Nach monatelangem Ringen haben westliche Gläubiger erst im August der von einer Pleite bedrohten Ukraine bis zu 3,8 Milliarden Dollar (3,33 Milliarden Euro) Schulden erlassen.
Der österreichische Handelsdelegierte in der Ukraine, Hermann Ortner, betonte bei einer Pressereise der Uniqa-Versicherung vor österreichischen Journalisten: Solange in der Ukraine keine Rechtssicherheit bestehe, solange werde es kein Wachstum geben. Man müsse ausländische Investoren davon überzeugen, dass man in der Ukraine Geld verdienen kann. Derzeit sei das Investitionsinteresse allerdings gleich null, so Ortner. Seit Jänner habe die Landeswährung 40 Prozent an Wert verloren. Es sei ein großer, interessanter Markt, allerdings brauche man einen langen Atem, berichtete Ortner. Die Ukraine brauche Hilfe von außen.
Schulden
Die Regierungsvertreter hoffen, dass es mittelfristig besser wird, zumal Geld vom Internationalen Währungsfonds und der Weltbank kommt. Derzeit schuldet die Ukraine ihren Gläubigern insgesamt etwa 45,25 Milliarden Dollar. Auf Kreditgeber aus dem Ausland entfällt davon etwa die Hälfte. Sie liehen dem Staat knapp 20 Milliarden Dollar und Staatsunternehmen knapp 3,5 Milliarden Dollar. Ein Teil der ukrainische Anleihen ist im Besitz russischer Investoren.

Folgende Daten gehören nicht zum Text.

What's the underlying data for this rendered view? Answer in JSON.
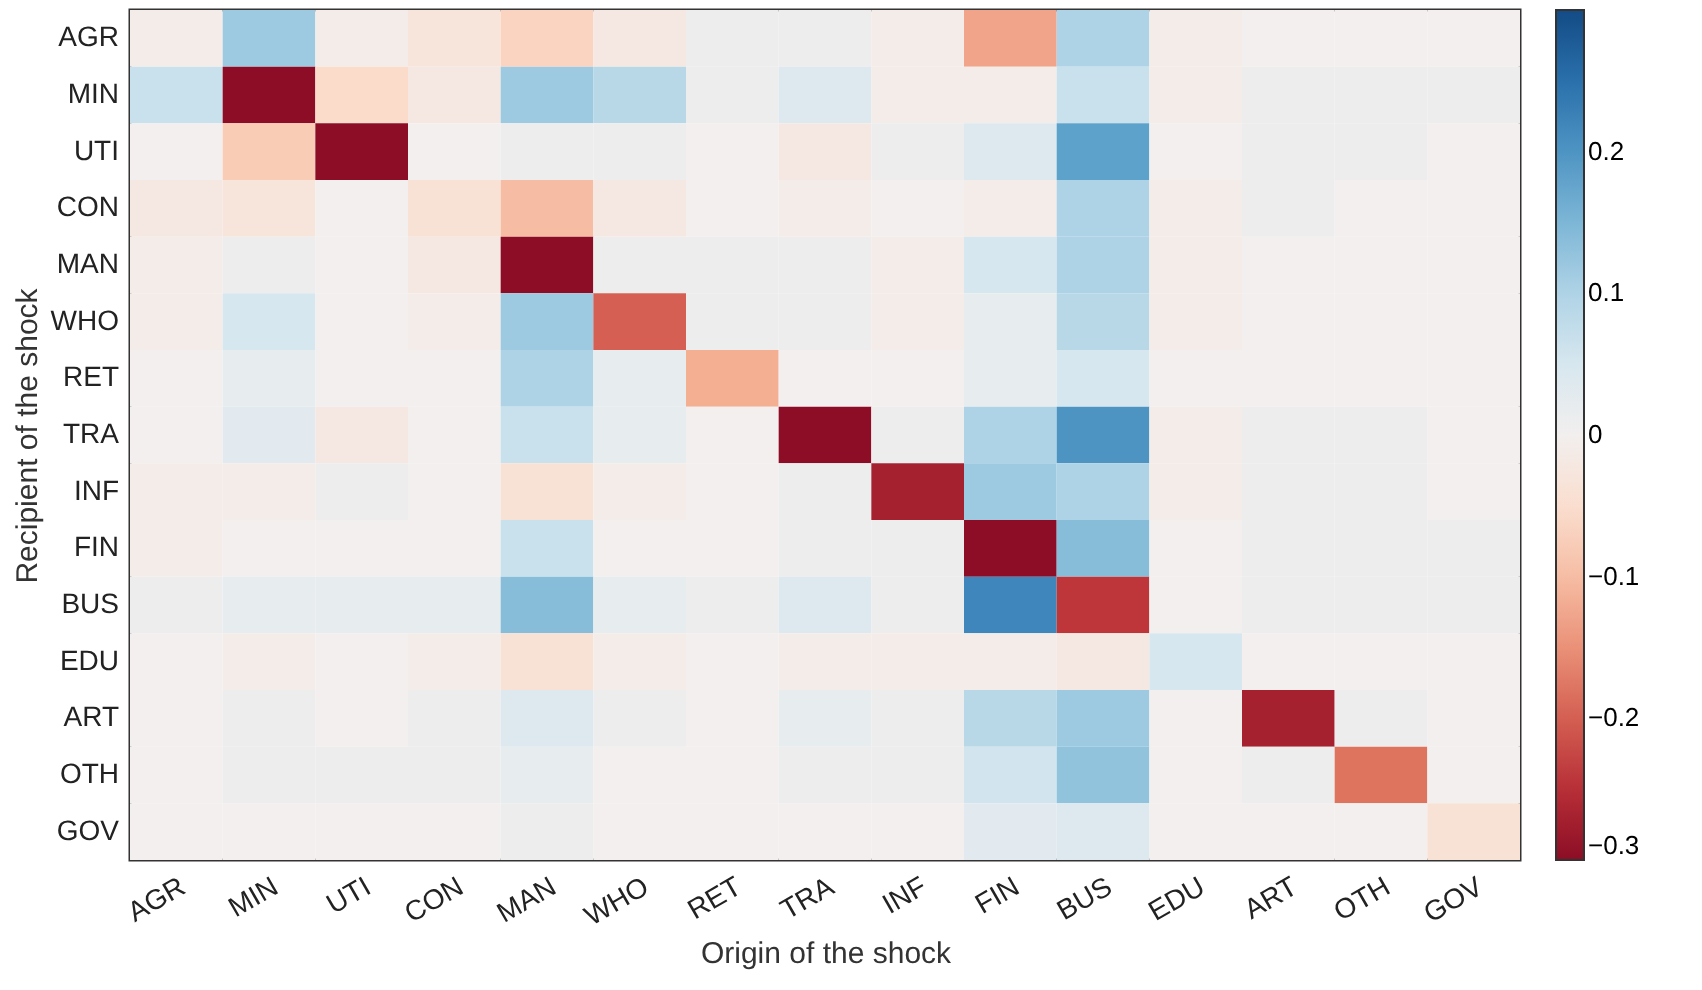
{
  "chart_data": {
    "type": "heatmap",
    "xlabel": "Origin of the shock",
    "ylabel": "Recipient of the shock",
    "categories": [
      "AGR",
      "MIN",
      "UTI",
      "CON",
      "MAN",
      "WHO",
      "RET",
      "TRA",
      "INF",
      "FIN",
      "BUS",
      "EDU",
      "ART",
      "OTH",
      "GOV"
    ],
    "y_categories": [
      "AGR",
      "MIN",
      "UTI",
      "CON",
      "MAN",
      "WHO",
      "RET",
      "TRA",
      "INF",
      "FIN",
      "BUS",
      "EDU",
      "ART",
      "OTH",
      "GOV"
    ],
    "cells": [
      [
        -0.01,
        0.12,
        -0.01,
        -0.03,
        -0.07,
        -0.02,
        0.01,
        0.01,
        -0.01,
        -0.13,
        0.1,
        -0.01,
        0,
        0,
        0
      ],
      [
        0.07,
        -0.3,
        -0.06,
        -0.02,
        0.12,
        0.09,
        0.01,
        0.04,
        -0.01,
        -0.01,
        0.07,
        -0.01,
        0.01,
        0.01,
        0.01
      ],
      [
        0,
        -0.08,
        -0.3,
        0,
        0.01,
        0.01,
        0,
        -0.02,
        0.01,
        0.04,
        0.18,
        0,
        0.01,
        0.01,
        0
      ],
      [
        -0.02,
        -0.03,
        0,
        -0.04,
        -0.1,
        -0.02,
        0,
        -0.01,
        0,
        -0.01,
        0.1,
        -0.01,
        0.01,
        0,
        0
      ],
      [
        -0.01,
        0.01,
        0,
        -0.02,
        -0.3,
        0.01,
        0.01,
        0.01,
        -0.01,
        0.05,
        0.1,
        -0.01,
        0,
        0,
        0
      ],
      [
        -0.01,
        0.05,
        0,
        -0.01,
        0.12,
        -0.2,
        0.01,
        0.01,
        -0.01,
        0.02,
        0.09,
        -0.01,
        0,
        0,
        0
      ],
      [
        0,
        0.02,
        0,
        0,
        0.1,
        0.02,
        -0.12,
        0,
        0,
        0.02,
        0.05,
        0,
        0,
        0,
        0
      ],
      [
        0,
        0.03,
        -0.02,
        0,
        0.07,
        0.02,
        0,
        -0.3,
        0.01,
        0.1,
        0.2,
        -0.01,
        0.01,
        0.01,
        0
      ],
      [
        -0.01,
        -0.01,
        0.01,
        0,
        -0.04,
        -0.01,
        0,
        0.01,
        -0.27,
        0.12,
        0.1,
        -0.01,
        0.01,
        0.01,
        0
      ],
      [
        -0.01,
        0,
        0,
        0,
        0.07,
        0,
        0,
        0.01,
        0.01,
        -0.3,
        0.14,
        0,
        0.01,
        0.01,
        0.01
      ],
      [
        0.01,
        0.02,
        0.02,
        0.02,
        0.14,
        0.02,
        0.01,
        0.04,
        0.01,
        0.22,
        -0.24,
        0,
        0.01,
        0.01,
        0.01
      ],
      [
        0,
        -0.01,
        0,
        -0.01,
        -0.04,
        -0.01,
        0,
        -0.01,
        -0.01,
        -0.01,
        -0.02,
        0.05,
        0,
        0,
        0
      ],
      [
        0,
        0.01,
        0,
        0.01,
        0.04,
        0.01,
        0,
        0.02,
        0.01,
        0.09,
        0.12,
        0,
        -0.27,
        0.01,
        0
      ],
      [
        0,
        0.01,
        0.01,
        0.01,
        0.02,
        0,
        0,
        0.01,
        0.01,
        0.06,
        0.13,
        0,
        0.01,
        -0.18,
        0
      ],
      [
        0,
        0,
        0,
        0,
        0.01,
        0,
        0,
        0,
        0,
        0.03,
        0.04,
        0,
        0,
        0,
        -0.04
      ]
    ],
    "clim": [
      -0.3,
      0.3
    ],
    "cticks": [
      -0.3,
      -0.2,
      -0.1,
      0,
      0.1,
      0.2
    ]
  }
}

Österreich ist in der Ukraine der fünftgrößte Investor. Als interessante Branchen nannte Ortner die Agrarwirtschaft und die Energie. Die Energieeffizienz sei katastrophal, hier gebe es viel Nachholbedarf. Viele Heizkörper hätten keinen Regulator, die Energie verpuffe, viele Gebäude hätten keine Isolierung. Es habe über viele Jahre billiges Gas aus Russland gegeben, und die Motivation zu modernisieren sei nicht vorhanden gewesen.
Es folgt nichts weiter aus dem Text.